Il tendit à Conception la lettre que M. de Château-Mailly avait reçue, le matin même, de son parent le colonel.
Conception la lut et la rendit froidement à son père.
– Ceci est clair, dit le duc.
– Mon père, reprit Conception, si M. de Château-Mailly est réellement de la race des Sallandrera, si les papiers qu’il produira à l’appui sont réellement authentiques…
– Mais, interrompit le duc, vous paraissez en douter ?
– Oui, mon père.
– Vous êtes folle…
– Peut-être…
– Et à moins que le duc ne le soit pareillement…
– Mon père, dit Conception avec une véhémence subite, le duc de Château-Mailly est un imposteur !
Le duc recula abasourdi.
– Je ne sais si je suis folle, mais ce que je sais, c’est que la comtesse Artoff, cette femme perdue, au repentir de laquelle tout le monde avait cru, a imaginé avec M. de Château-Mailly cette histoire de papiers.

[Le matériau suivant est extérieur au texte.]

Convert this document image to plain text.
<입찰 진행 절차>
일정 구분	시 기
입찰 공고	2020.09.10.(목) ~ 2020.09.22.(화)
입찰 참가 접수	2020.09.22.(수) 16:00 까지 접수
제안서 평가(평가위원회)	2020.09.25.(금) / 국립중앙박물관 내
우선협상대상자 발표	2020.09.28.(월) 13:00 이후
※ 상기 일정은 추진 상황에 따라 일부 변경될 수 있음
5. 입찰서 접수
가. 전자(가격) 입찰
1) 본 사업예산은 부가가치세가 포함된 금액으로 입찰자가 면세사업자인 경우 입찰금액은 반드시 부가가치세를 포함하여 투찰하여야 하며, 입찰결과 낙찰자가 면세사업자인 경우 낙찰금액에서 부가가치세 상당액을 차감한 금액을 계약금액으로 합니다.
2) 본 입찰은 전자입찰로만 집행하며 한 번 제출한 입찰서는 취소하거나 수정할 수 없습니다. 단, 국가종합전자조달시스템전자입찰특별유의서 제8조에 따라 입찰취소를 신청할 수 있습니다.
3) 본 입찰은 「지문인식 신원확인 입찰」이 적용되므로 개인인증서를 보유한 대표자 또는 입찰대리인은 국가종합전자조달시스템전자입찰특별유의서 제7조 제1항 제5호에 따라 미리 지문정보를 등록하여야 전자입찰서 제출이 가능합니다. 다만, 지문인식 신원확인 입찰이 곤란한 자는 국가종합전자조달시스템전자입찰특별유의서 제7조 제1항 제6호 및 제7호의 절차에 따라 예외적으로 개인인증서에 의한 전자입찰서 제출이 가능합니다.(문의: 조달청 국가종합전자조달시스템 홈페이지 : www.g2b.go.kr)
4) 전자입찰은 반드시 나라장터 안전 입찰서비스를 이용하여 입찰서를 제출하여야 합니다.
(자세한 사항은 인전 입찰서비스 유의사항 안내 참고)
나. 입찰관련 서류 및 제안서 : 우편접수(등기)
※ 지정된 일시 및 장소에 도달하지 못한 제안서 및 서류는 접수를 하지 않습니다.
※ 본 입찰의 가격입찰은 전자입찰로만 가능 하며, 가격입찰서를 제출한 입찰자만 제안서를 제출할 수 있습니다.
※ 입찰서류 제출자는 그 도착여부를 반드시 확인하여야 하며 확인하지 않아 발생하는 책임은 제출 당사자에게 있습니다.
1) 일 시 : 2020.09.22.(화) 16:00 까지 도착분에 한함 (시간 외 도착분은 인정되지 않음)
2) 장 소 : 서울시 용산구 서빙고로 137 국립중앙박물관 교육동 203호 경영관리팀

– Ah ! par exemple ! s’écria M. de Sallandrera, une pareille infamie…
– Peut-être pourrai-je vous en donner la preuve.
– Vous, ma fille ?
– Moi, mon père. Je ne sais si M. de Château-Mailly produira les deux pièces dont il parle, et qui, il me semble, se font attendre bien longtemps, mais j’ai la conviction qu’elles sont fausses…
Et Conception prononça ces mots avec un accent de persuasion qui émut fort le duc.
– Mon père, poursuivit-elle, vous me voyez à vos pieds, implorant justice…
Et Conception se mit à genoux. Mais le duc la releva aussitôt.
– Parle, mon enfant, lui dit-il avec un élan de tendresse, ne suis-je pas ton père, ton père qui t’aime ?
– Eh bien, dit Conception, il est un secret que je ne puis vous révéler, car ce secret n’est pas à moi, mais je vous supplie de croire à mes paroles : le duc de Château-Mailly est un ambitieux et un imposteur !
– Mais, s’écria le duc, tu le hais donc, cet homme que je te destinais pour époux ?
– Oui, si ce que je crois est vrai ; non, si j’ai été trompée. Et dans ce cas, murmura Conception, je serai sa femme, si vous le désirez, mon père.
Les paroles de la jeune fille bouleversaient complètement la manière de voir de M. de Sallandrera. Il avait bien été un moment ébranlé dans ses convictions par le récit de la baronne de Saint-Maxence, le rapprochement établi entre la non-réception de la lettre que la comtesse Artoff lui avait adressée et la destruction, par le feu, du mémoire que le colonel de Château-Mailly avait envoyé à son parent. Mais la lettre de ce dernier arrivée le matin, lettre portant le timbre d’Odessa et ceux des différents bureaux de poste où elle avait séjourné dans son long parcours, était venue raffermir toutes ses croyances.
– Prenez garde, ma fille, dit-il enfin. Songez que M. le duc de Château-Mailly a la réputation d’un galant homme.
– Les réputations sont parfois menteuses, mon père, répondit Conception.
L’accent de la jeune fille était si ferme, si convaincu, que M. de Sallandrera finit par s’écrier :
– Mais prouvez-moi donc ce que vous avancez, mademoiselle.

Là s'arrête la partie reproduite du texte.